Le ghetto intérieur de Santiago H. AMIGORENA

Publié par Tlivres
Le ghetto intérieur de Santiago H. AMIGORENA

La rentrée littéraire se fait aussi en version poche.

Après une sortie aux éditions P.O.L., "Le ghetto intérieur" de Santiago H. AMIGORENA est désormais publié chez Folio.

Je vous dis quelques mots de l'histoire :

Vicente a quitté Varsovie en 1928. Après un long parcours, il s’installe finalement à Buenos Aires. Il rencontre Rosita avec qui il a trois enfants. Il succède à son beau-père dans la gestion du magasin de meubles, héritage familial. Tous habitent un appartement à quelques centaines de mètres de l'entreprise. La vie pourrait être un long fleuve tranquille, et pourtant... Si Vicente, en quittant sa mère, lui a fait la promesse de lui écrire régulièrement, il n’a en réalité pas tenu son engagement. Il n'a pas nourri l’échange épistolaire alimenté exclusivement par elle pendant toutes ces années. Et puis, en 1938, les lettres se font plus rares, elles lui dévoilent à demi-mots la condition des juifs enfermés dans le Ghetto de Varsovie. C’est alors que les origines de Vicente resurgissent cruellement et le conduisent progressivement à se murer dans le silence. Là commence une toute nouvelle histoire...
Ce roman de Santiago H. AMIGORENA, dont je ne connaissais pas la plume, est inspiré de la vie familiale de l'écrivain. Vicente n'est autre que son grand-père. Il aurait pu en faire un récit, il a choisi la fiction, la littérature permet de donner à des personnes dites ordinaires l'étoffe de héros éminemment romanesques. Je me suis plongée avec grand plaisir dans cette histoire singulière au rythme soutenu et au suspens intense. 

Des livres qui racontent la persécution du peuple juif pendant la seconde guerre mondiale, il y en a beaucoup, et pourtant, celui là est EXTRA-ordinaire.

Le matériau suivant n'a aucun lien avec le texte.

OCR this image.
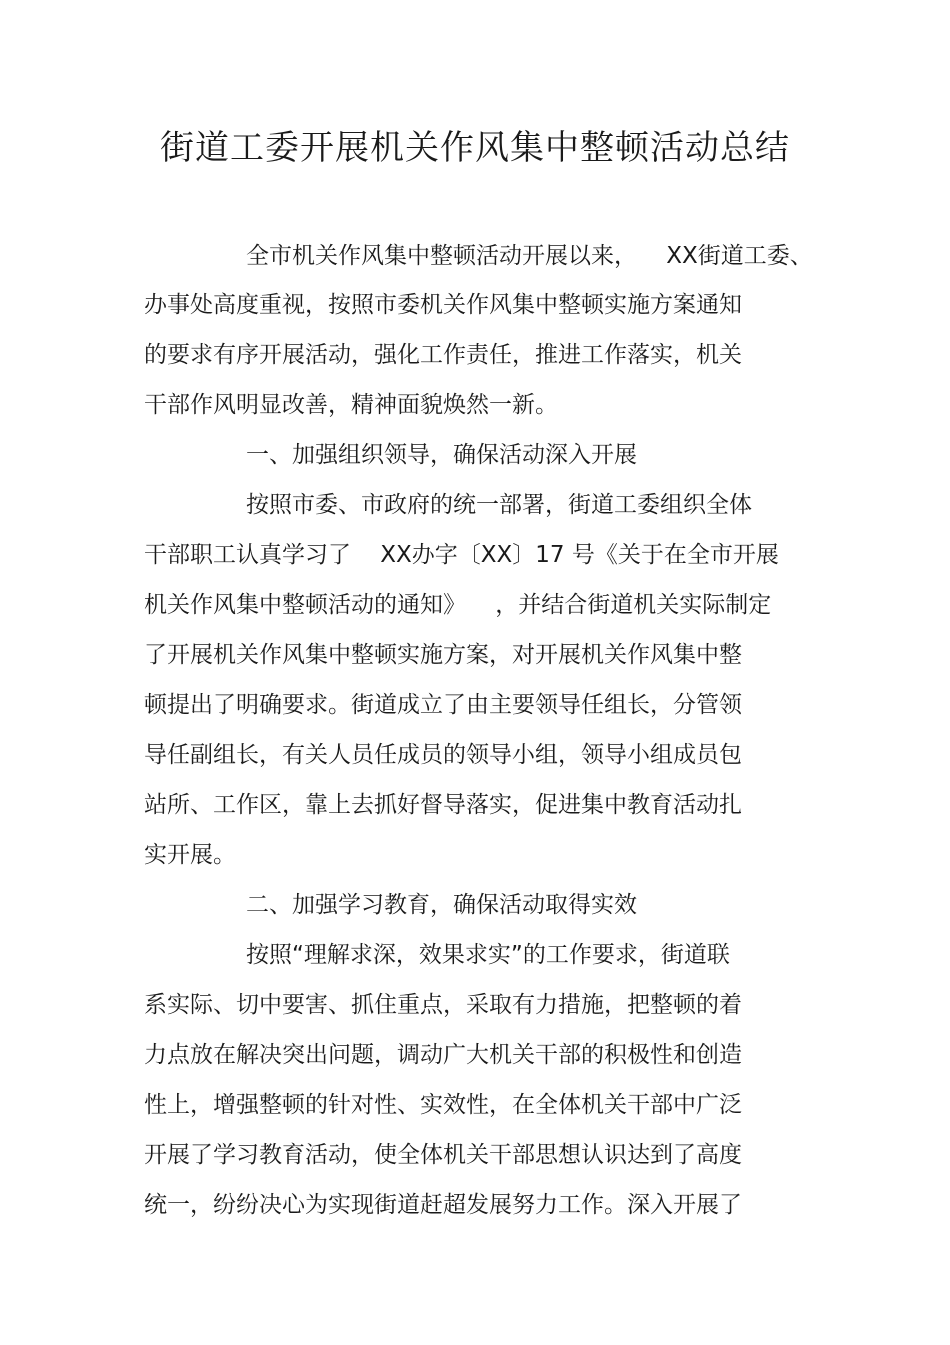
街道工委开展机关作风集中整顿活动总结
全市机关作风集中整顿活动开展以来，    XX街道工委、
办事处高度重视，按照市委机关作风集中整顿实施方案通知
的要求有序开展活动，强化工作责任，推进工作落实，机关
干部作风明显改善，精神面貌焕然一新。
一、加强组织领导，确保活动深入开展
按照市委、市政府的统一部署，街道工委组织全体
干部职工认真学习了    XX办字〔XX〕17 号《关于在全市开展
机关作风集中整顿活动的通知》    ，并结合街道机关实际制定
了开展机关作风集中整顿实施方案，对开展机关作风集中整
顿提出了明确要求。街道成立了由主要领导任组长，分管领
导任副组长，有关人员任成员的领导小组，领导小组成员包
站所、工作区，靠上去抓好督导落实，促进集中教育活动扎
实开展。
二、加强学习教育，确保活动取得实效
按照“理解求深，效果求实”的工作要求，街道联
系实际、切中要害、抓住重点，采取有力措施，把整顿的着
力点放在解决突出问题，调动广大机关干部的积极性和创造
性上，增强整顿的针对性、实效性，在全体机关干部中广泛
开展了学习教育活动，使全体机关干部思想认识达到了高度
统一，纷纷决心为实现街道赶超发展努力工作。深入开展了
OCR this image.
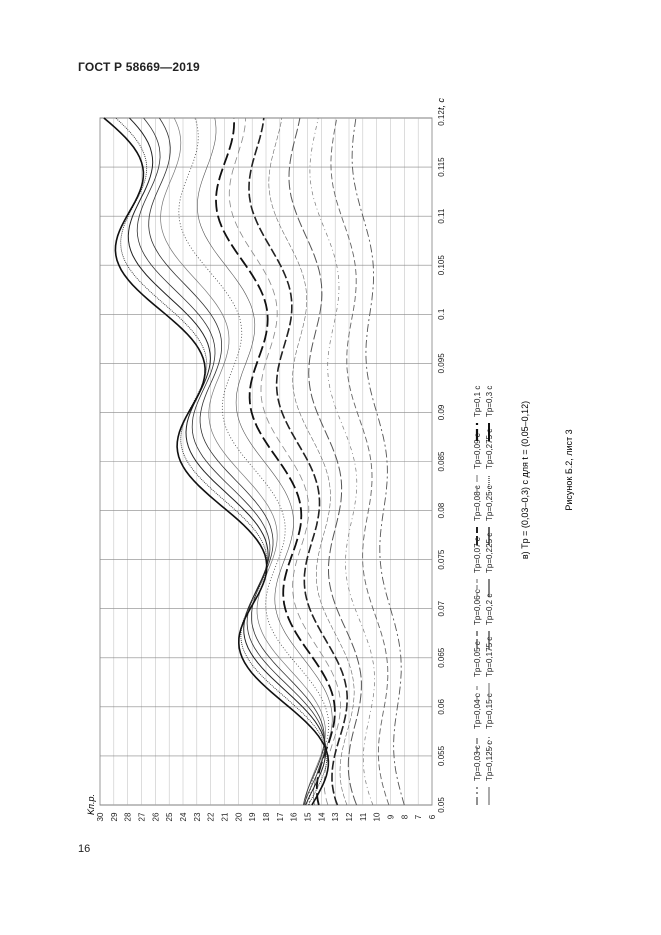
ГОСТ Р 58669—2019
16
6
7
8
9
10
11
12
13
14
15
16
17
18
19
20
21
22
23
24
25
26
27
28
29
30
0.05
0.055
0.06
0.065
0.07
0.075
0.08
0.085
0.09
0.095
0.1
0.105
0.11
0.115
0.12
Tр=0,03 с
Tр=0,04 с
Tр=0,05 с
Tр=0,06 с
Tр=0,07 с
Tр=0,08 с
Tр=0,09 с
Tр=0,1 с
Tр=0,125 с
Tр=0,15 с
Tр=0,175 с
Tр=0,2 с
Tр=0,225 с
Tр=0,25 с
Tр=0,275 с
Tр=0,3 с
t, c
Kп.р.
в) Tр = (0,03–0,3) с для t = (0,05–0,12)	Рисунок Б.2, лист 3
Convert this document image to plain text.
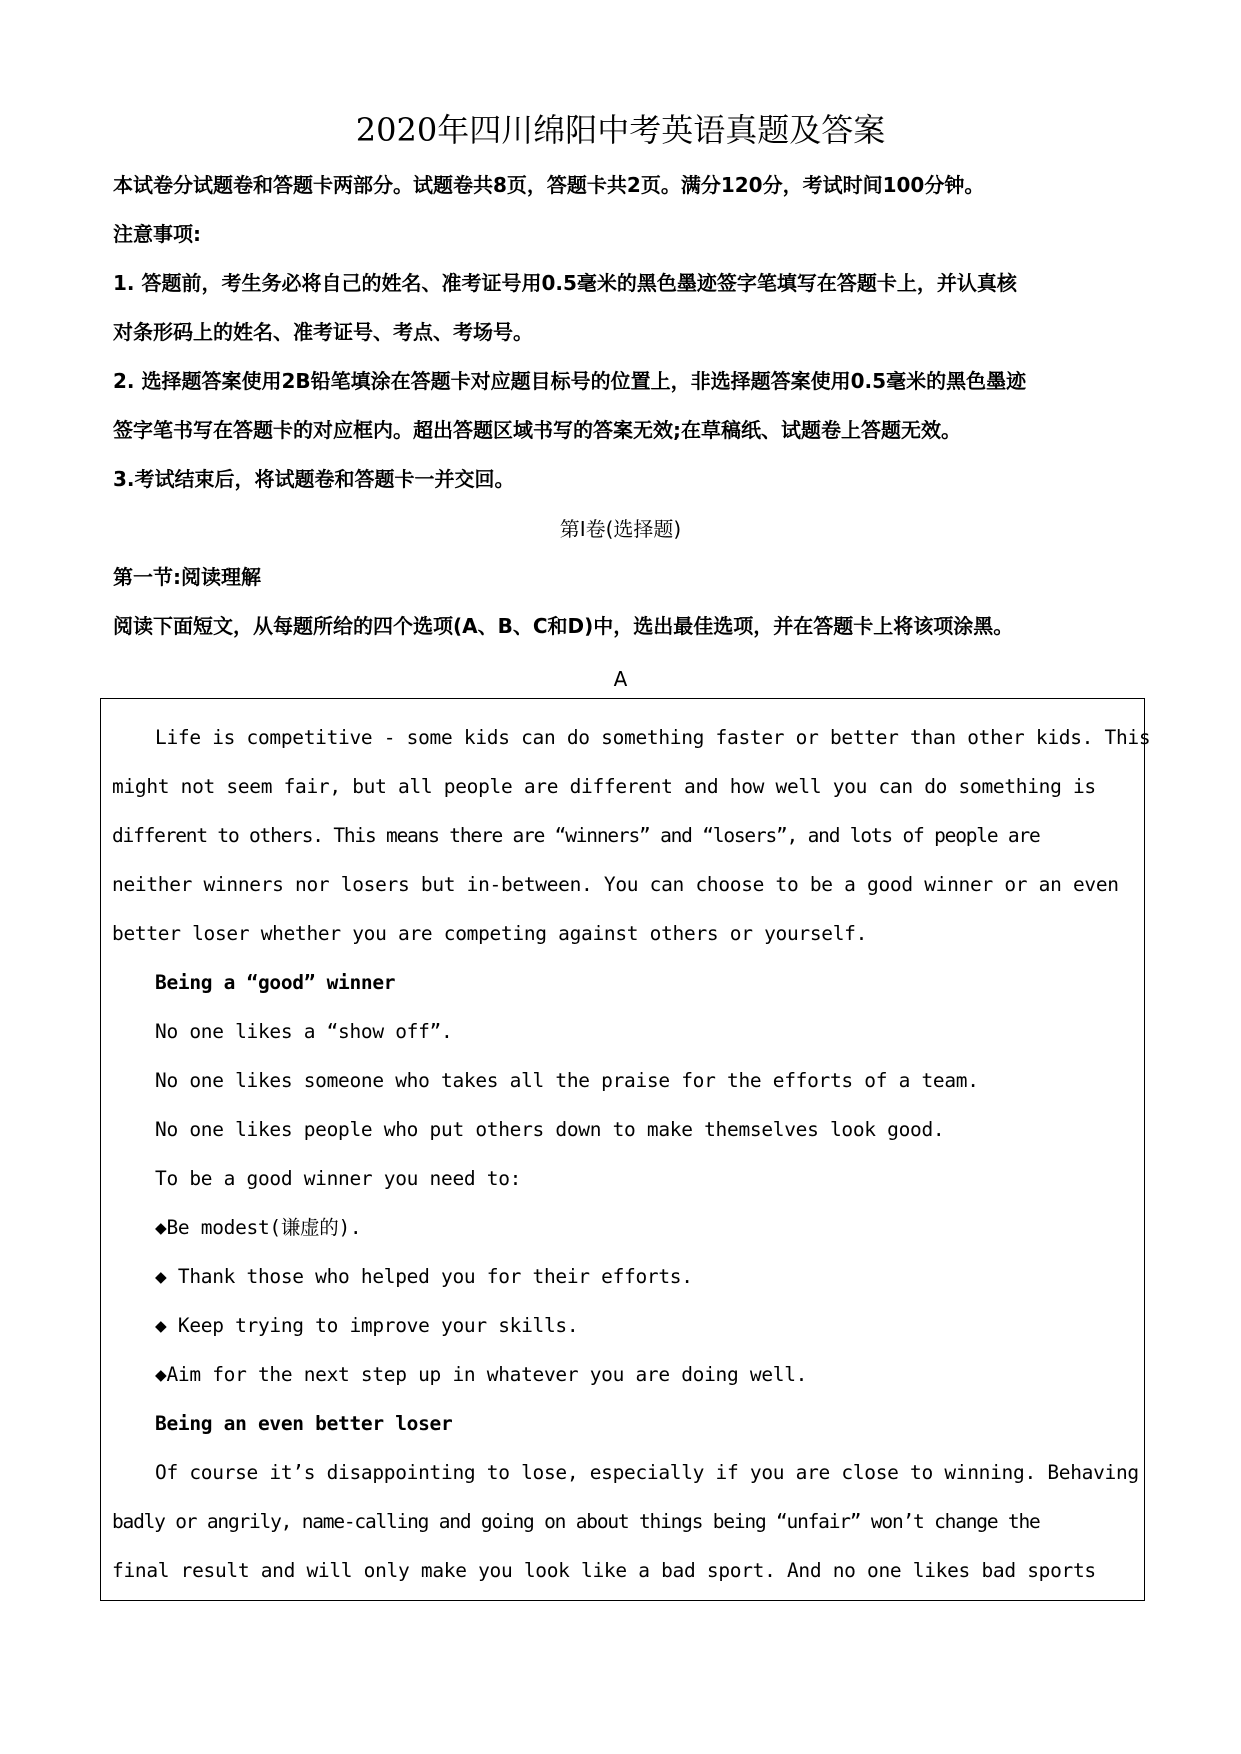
2020年四川绵阳中考英语真题及答案
本试卷分试题卷和答题卡两部分。试题卷共8页，答题卡共2页。满分120分，考试时间100分钟。
注意事项:
1. 答题前，考生务必将自己的姓名、准考证号用0.5毫米的黑色墨迹签字笔填写在答题卡上，并认真核
对条形码上的姓名、准考证号、考点、考场号。
2. 选择题答案使用2B铅笔填涂在答题卡对应题目标号的位置上，非选择题答案使用0.5毫米的黑色墨迹
签字笔书写在答题卡的对应框内。超出答题区域书写的答案无效;在草稿纸、试题卷上答题无效。
3.考试结束后，将试题卷和答题卡一并交回。
第Ⅰ卷(选择题)
第一节:阅读理解
阅读下面短文，从每题所给的四个选项(A、B、C和D)中，选出最佳选项，并在答题卡上将该项涂黑。
A
Life is competitive - some kids can do something faster or better than other kids. This
might not seem fair, but all people are different and how well you can do something is
different to others. This means there are “winners” and “losers”, and lots of people are
neither winners nor losers but in-between. You can choose to be a good winner or an even
better loser whether you are competing against others or yourself.
Being a “good” winner
No one likes a “show off”.
No one likes someone who takes all the praise for the efforts of a team.
No one likes people who put others down to make themselves look good.
To be a good winner you need to:
◆Be modest(谦虚的).
◆ Thank those who helped you for their efforts.
◆ Keep trying to improve your skills.
◆Aim for the next step up in whatever you are doing well.
Being an even better loser
Of course it’s disappointing to lose, especially if you are close to winning. Behaving
badly or angrily, name-calling and going on about things being “unfair” won’t change the
final result and will only make you look like a bad sport. And no one likes bad sports
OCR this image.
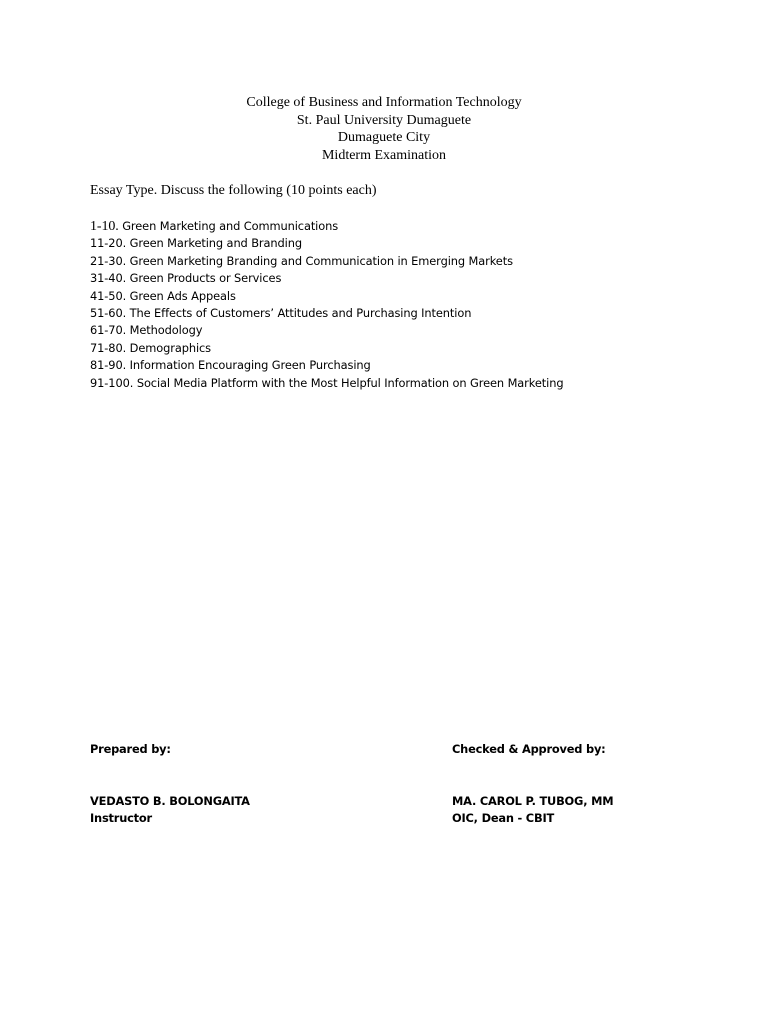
College of Business and Information Technology
St. Paul University Dumaguete
Dumaguete City
Midterm Examination
Essay Type. Discuss the following (10 points each)
1-10. Green Marketing and Communications
11-20. Green Marketing and Branding
21-30. Green Marketing Branding and Communication in Emerging Markets
31-40. Green Products or Services
41-50. Green Ads Appeals
51-60. The Effects of Customers’ Attitudes and Purchasing Intention
61-70. Methodology
71-80. Demographics
81-90. Information Encouraging Green Purchasing
91-100. Social Media Platform with the Most Helpful Information on Green Marketing
Prepared by:
VEDASTO B. BOLONGAITA
Instructor
Checked & Approved by:
MA. CAROL P. TUBOG, MM
OIC, Dean - CBIT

Son originalité repose, je crois, dans la métaphore du ghetto. Si Vicente, lui, a quitté suffisamment tôt son pays pour s'assurer une existence à l'abri de l'oppression nazie, si Vicente, lui, n'a pas été encerclé par les murs du Ghetto de Varsovie, il s'emmure, seul, dans un Ghetto intérieur. A force de nourrir son sentiment de culpabilité à l'égard de sa mère, de ses frère et soeur aussi, son impuissance à les aider d'une quelconque manière qu'elle soit, Vicente se referme sur lui-même, il se réfugie dans le mutisme. Il prend progressivement de la distance vis-à-vis de ses proches, hanté par ses démons. Il laisse choir l'amour que tente désespérément sa femme de lui prouver, il ne répond pas interpellations de ses enfants, Martha, Ercillia et Juan José, comme autant de bouées de sauvetage lancées à un homme en train de se noyer. Il RESISTE au naufrage et c'est ce que Santiago H. AMIGORENA explore avec minutie dans ce roman. 

User des mots, jouer avec eux, c'est l'apanage des écrivains. Dans la démarche de Santiago H. AMIGORENA, peut-être y a-t il quelque chose de l'ordre de la résilience. Ecrire ce roman n'est-il pas la voie qu'il s'est choisi, lui, le petit-fils, homme des mots justement, pour RESISTER aux drames vécus par la génération de ses grands-parents et qui continuent de l'affecter. 

Vous l'aurez compris, Santiago H. AMIGORENA, auteur contemporain, fait se croiser subtilement la trajectoire d'une famille avec celle de la grande Histoire et nous livre un roman tout à fait saisissant. Quant à sa plume, elle est tout en sensibilité, profondément bienveillante, comme un baume pour panser des plaies ouvertes à jamais.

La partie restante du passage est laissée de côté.